Apesar de detentores desse conhecimento, na forma como nossa sociedade está organizada, são os mais pobres que pagam a conta dos desastres, como lembrou Ivo Poletto, do Fórum de Mudanças Climáticas e Justiça Social. "Num seminário como esse, temos que refletir sobre o que as pessoas sentem por terem perdido não só a casa, mas a vida que estava presente nos amigos, vizinhos e parentes mortos. Quando falamos sobre a chuva na região serrana do Rio de Janeiro em 2011, existe o número oficial de cerca de 900 mortes, mas há o sentimento seguro das pessoas de que chegariam até a 4 mil", destacou Poletto.
Paulo Gadelha, presidente da Fiocruz, lembrou do papel que a Fundação procura desempenhar na geração de conhecimento compartilhada com povos tradicionais e a população em geral (foto: Virgínia Damas)

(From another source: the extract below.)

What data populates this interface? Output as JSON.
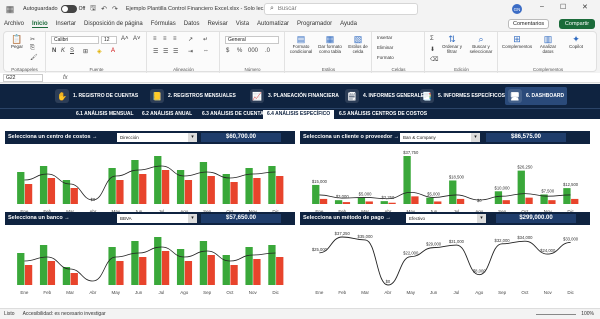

Para o sociólogo argentino José Esteban Castro, atualmente catedrático da universidade de Newcastle, na Inglaterra, e professor visitante na Faculdade Latino Americana de Ciências Sociais, a Flacso, do México, desastres como esse são uma manifestação da formação sociológica dos países da América Latina. "Apesar de parecer um slogan repetitivo, precisamos aprofundar a compreensão do processo que faz com que, por exemplo, as políticas da água sejam determinadas pelo caráter capitalista das sociedades", disse.
Quando se fala de desastres que acabam com famílias inteiras e deixam centenas de mortos e milhares de pessoas sem casas, difícil imaginar que o estarrecimento e a tristeza não sejam sentimentos unânimes, mas nem sempre é o que acontece, como se pode concluir da fala do professor José Arriscado Nunes, da Universidade de Coimbra. "Eu me lembro de algumas entrevistas dadas na ocasião da passagem do furação Katrina, que destruiu boa parte da cidade de Nova Orleans", recordou. "Algumas dessas intervenções eram no sentido de dizer que aquela destruição era uma oportunidade para se reconstruir a cidade sem a população negra, sem as escolas públicas, sem aqueles a que certa parte daquela sociedade considera como resto". Sarcástico, Arriscado Nunes lembrou que ter dinheiro em contas no exterior não será solução no caso de alguns desastres. "Quando faltar água, de nada vai adiantar ter dinheiro nos bancos da Suíça. Esse dinheiro pode até, num primeiro momento, ajudar na estocagem da água, mas a longo prazo, todos estarão na mesma situação", apontou.